My heart wasn't in it. Had it come to this after five years of BOTW sat in the dining room trying to get to grips with a tube of Austrian Black-currant wafers?

Then a ray of light. About a year ago we took a look at some Cadbury Oat and Fruit biscuits which went down a treat. Well Burton's the people behind them have been steadily growing the range and when Chris Davis got in touch to find out what was going with BOTW and suggested we try the Cadbury Choc Brownie biscuits it was the wake call I needed.

So here we are with a pack of Choc Brownies and for good measure a pack of Choc Rings. So first thing to celebrate is that both biscuits are substantial full sized specimens, no frilly thin coffee floosies here. Just as one gets a little mist in the eyes when spotting the big stainless steel vat of baked beans in the cross channel ferry restaurant after a fortnight on the continent, my woes with Euro biscuits faded as I beheld these fine examples of British Biscuit engineering.

The choc brownie is like a distant cousin of the Bourbon, its lost one of its biscuits the cream filling changed its shape and had a coat of chocolate, but the similarity is there. If it weren't for the shear scale of these biscuits (8mm deep by 64mm diameter) demanding your attention you might think you had taken a glancing bite from a Penguin and missed the cream filling. The ingredients made pleasant reading too no sign of dodgy fats and salt at trace levels per biscuit, which was quite unexpected in such a cocoa based recipe.

The Choc rings are even thicker at 9mm maybe to make up for their hole also delivered the goods. Their much paler cocoa biscuit had fine chocolate chips and a light texturing of oatmeal. Again the Cadbury's milk chocolate (27%) sat easily a top the biscuit forming a truly convincing whole and eliciting a rare 'these are nice' from Wifey.

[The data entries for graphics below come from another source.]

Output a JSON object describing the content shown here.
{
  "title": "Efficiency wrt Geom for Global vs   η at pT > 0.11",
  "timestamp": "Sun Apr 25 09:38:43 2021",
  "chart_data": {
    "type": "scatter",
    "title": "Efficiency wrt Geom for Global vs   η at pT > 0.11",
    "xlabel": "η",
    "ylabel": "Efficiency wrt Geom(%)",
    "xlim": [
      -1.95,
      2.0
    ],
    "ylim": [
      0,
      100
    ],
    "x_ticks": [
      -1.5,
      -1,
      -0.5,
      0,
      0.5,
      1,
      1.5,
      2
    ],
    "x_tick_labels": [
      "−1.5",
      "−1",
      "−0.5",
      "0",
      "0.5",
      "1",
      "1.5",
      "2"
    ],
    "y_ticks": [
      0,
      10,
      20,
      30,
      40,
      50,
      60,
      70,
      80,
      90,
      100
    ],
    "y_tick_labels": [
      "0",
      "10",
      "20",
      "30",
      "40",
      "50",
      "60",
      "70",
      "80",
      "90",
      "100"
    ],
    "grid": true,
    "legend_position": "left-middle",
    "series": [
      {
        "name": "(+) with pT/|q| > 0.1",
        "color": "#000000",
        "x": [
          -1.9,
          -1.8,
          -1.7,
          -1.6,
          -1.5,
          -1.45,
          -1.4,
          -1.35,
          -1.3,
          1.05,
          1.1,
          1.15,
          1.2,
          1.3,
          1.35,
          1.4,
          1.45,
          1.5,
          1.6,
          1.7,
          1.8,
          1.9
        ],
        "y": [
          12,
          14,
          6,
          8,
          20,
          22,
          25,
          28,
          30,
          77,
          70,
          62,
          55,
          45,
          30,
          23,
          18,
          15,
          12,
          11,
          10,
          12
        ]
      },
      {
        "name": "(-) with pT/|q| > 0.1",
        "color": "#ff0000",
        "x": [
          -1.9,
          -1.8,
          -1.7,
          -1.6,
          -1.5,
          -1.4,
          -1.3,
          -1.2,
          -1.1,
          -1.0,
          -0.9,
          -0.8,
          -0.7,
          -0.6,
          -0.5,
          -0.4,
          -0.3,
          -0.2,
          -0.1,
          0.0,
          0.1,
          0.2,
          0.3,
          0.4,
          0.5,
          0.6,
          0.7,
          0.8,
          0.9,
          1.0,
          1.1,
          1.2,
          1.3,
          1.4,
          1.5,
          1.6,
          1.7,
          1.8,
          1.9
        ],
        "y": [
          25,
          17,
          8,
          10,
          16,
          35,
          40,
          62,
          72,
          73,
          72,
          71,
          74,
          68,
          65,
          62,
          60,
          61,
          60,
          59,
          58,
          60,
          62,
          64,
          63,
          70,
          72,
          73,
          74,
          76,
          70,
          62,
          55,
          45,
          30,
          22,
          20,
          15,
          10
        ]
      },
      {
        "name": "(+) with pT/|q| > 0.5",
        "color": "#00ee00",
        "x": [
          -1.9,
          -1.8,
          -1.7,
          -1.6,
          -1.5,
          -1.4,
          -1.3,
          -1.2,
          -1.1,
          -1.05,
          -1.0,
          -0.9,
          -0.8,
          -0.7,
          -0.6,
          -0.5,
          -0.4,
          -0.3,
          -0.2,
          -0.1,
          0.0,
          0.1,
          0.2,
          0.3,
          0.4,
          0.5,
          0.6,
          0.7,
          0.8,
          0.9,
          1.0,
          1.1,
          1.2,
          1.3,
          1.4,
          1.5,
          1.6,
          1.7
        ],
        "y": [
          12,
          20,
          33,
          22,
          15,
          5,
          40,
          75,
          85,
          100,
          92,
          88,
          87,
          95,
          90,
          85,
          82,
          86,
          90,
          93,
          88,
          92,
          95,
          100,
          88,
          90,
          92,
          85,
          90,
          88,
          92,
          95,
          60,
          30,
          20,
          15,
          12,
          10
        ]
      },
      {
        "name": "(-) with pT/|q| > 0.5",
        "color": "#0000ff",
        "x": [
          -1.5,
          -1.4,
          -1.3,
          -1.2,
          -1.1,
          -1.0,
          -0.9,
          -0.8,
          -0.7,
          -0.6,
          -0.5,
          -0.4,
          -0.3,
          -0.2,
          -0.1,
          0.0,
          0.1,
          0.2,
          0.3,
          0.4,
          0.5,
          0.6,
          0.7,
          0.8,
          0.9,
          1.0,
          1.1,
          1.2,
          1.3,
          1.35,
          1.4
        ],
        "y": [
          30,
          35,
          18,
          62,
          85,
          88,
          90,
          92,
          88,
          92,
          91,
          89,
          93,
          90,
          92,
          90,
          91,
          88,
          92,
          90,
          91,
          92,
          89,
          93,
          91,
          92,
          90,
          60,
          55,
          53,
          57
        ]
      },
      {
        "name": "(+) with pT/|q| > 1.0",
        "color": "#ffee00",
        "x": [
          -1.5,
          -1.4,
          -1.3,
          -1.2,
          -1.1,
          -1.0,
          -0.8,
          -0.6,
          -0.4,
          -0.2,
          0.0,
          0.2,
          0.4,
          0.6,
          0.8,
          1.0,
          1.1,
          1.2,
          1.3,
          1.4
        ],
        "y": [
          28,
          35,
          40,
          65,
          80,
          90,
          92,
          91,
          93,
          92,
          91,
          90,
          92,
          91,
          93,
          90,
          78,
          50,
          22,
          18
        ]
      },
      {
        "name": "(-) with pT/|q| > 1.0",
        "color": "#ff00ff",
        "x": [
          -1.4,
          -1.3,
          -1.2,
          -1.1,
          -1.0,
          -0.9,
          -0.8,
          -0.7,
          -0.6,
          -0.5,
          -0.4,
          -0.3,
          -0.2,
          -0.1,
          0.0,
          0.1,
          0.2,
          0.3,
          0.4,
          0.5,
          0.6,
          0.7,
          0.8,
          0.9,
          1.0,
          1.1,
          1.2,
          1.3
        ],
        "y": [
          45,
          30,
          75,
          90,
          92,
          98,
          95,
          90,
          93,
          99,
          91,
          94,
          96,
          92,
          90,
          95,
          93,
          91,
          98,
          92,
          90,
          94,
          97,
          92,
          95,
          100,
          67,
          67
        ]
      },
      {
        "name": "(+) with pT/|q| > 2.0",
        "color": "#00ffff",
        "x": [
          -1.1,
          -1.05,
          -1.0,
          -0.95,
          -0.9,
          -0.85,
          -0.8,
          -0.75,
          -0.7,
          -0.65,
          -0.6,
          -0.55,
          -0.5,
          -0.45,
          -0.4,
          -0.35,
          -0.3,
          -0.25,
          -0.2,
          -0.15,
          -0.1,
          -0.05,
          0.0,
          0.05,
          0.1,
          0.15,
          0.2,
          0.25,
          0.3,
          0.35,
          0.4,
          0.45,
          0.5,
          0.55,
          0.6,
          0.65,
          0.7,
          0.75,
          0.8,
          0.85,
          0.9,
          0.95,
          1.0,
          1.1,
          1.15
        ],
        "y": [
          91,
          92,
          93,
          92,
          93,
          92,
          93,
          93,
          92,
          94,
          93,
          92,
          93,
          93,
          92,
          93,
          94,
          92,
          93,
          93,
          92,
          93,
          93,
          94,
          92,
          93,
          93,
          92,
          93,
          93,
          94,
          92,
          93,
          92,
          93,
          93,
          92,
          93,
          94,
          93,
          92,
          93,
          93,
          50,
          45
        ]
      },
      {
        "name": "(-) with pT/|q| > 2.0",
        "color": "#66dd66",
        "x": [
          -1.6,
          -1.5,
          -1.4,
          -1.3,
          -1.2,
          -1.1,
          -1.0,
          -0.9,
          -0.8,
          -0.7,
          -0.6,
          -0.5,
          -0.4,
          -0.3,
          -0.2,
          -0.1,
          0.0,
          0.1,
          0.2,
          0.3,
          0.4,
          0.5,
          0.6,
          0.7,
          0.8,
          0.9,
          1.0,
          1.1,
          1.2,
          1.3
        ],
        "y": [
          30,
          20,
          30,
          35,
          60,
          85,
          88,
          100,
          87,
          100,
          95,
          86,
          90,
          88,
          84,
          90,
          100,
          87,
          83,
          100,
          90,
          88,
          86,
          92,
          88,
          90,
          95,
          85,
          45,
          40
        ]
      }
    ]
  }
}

When you are driven back to the kettle to make a second mug of tea to wash down the biscuits, you know you are back where you are supposed to be.


Tunnocks Florida Orange

Thursday 18 May 2006

I've wanted to get my mitts on a pack of Tunnock's Florida Orange ever since I spotted them on their excellently retro website. Next to the rest of Tunnock's gloriously mature range these look like iPod Nanos resting up against Nanny Nicey's circa 1978 Sony Music Center with its enormous great perspex lid that used to inflict nasty injuries by crashing down on the back of your hand when trying to put on Boomtown Rats singles. In those days the quality of a music center was gauged not by its sound but by how slowly it ejected cassettes. Actually in the case of the teacake I'd like to up that to my Nan's old Dancette Record Player that used hurl its needle from a dizzying height on to our precious vinyl like somebody trying to knock a chisel trough a wall. My Dad used to keep his Black and Decker drill in the cast-off case of an old Dancette, I know, get on with it Nicey!

So what are we dealing with here? Well imagine we took a standard issue Tunnocks Caramel Wafer and swapped the Caramel for Orange cream. There you have it. But with all orangey biscuits there one simple and burning issue, exactly how orangey is it? Perhaps the best and typically evasive answer would be "very orangey if oranges tasted like this".

A quick glance at the ingredients reveals the tools employed by the canny Scots bakers, glucose, citric acid and flavouring. This gives an orange flavour that is somewhere between Tangerine Tic Tac and Orange glucose energy sweets (can you still get those in Boots?). As for a genuine Orange from Florida, not really. Still as somebody who eats the Orange Tic Tacs before the Green ones I was perfectly happy, and found the whole combination to work in Tunnocks usual un-fussy and beguiling way. It would be remiss of me not to point to the hydrogenated vegetable oil in the ingredients, and hopefully biscuit boffins at Tunnocks can work to replace these with non trans-fat laden alternatives.

The use of modern looking shiny metallic flow pack might not have the charm of the classic wafer wrapper, but it does a good job of keeping in that orange zing. It's also interesting to see this Tunnocks covered in French as well as English, indeed the Tunnocks site is now bilingual. There also appears to Arabic on the wrapper too, so Hoorah for Tunnock's export market.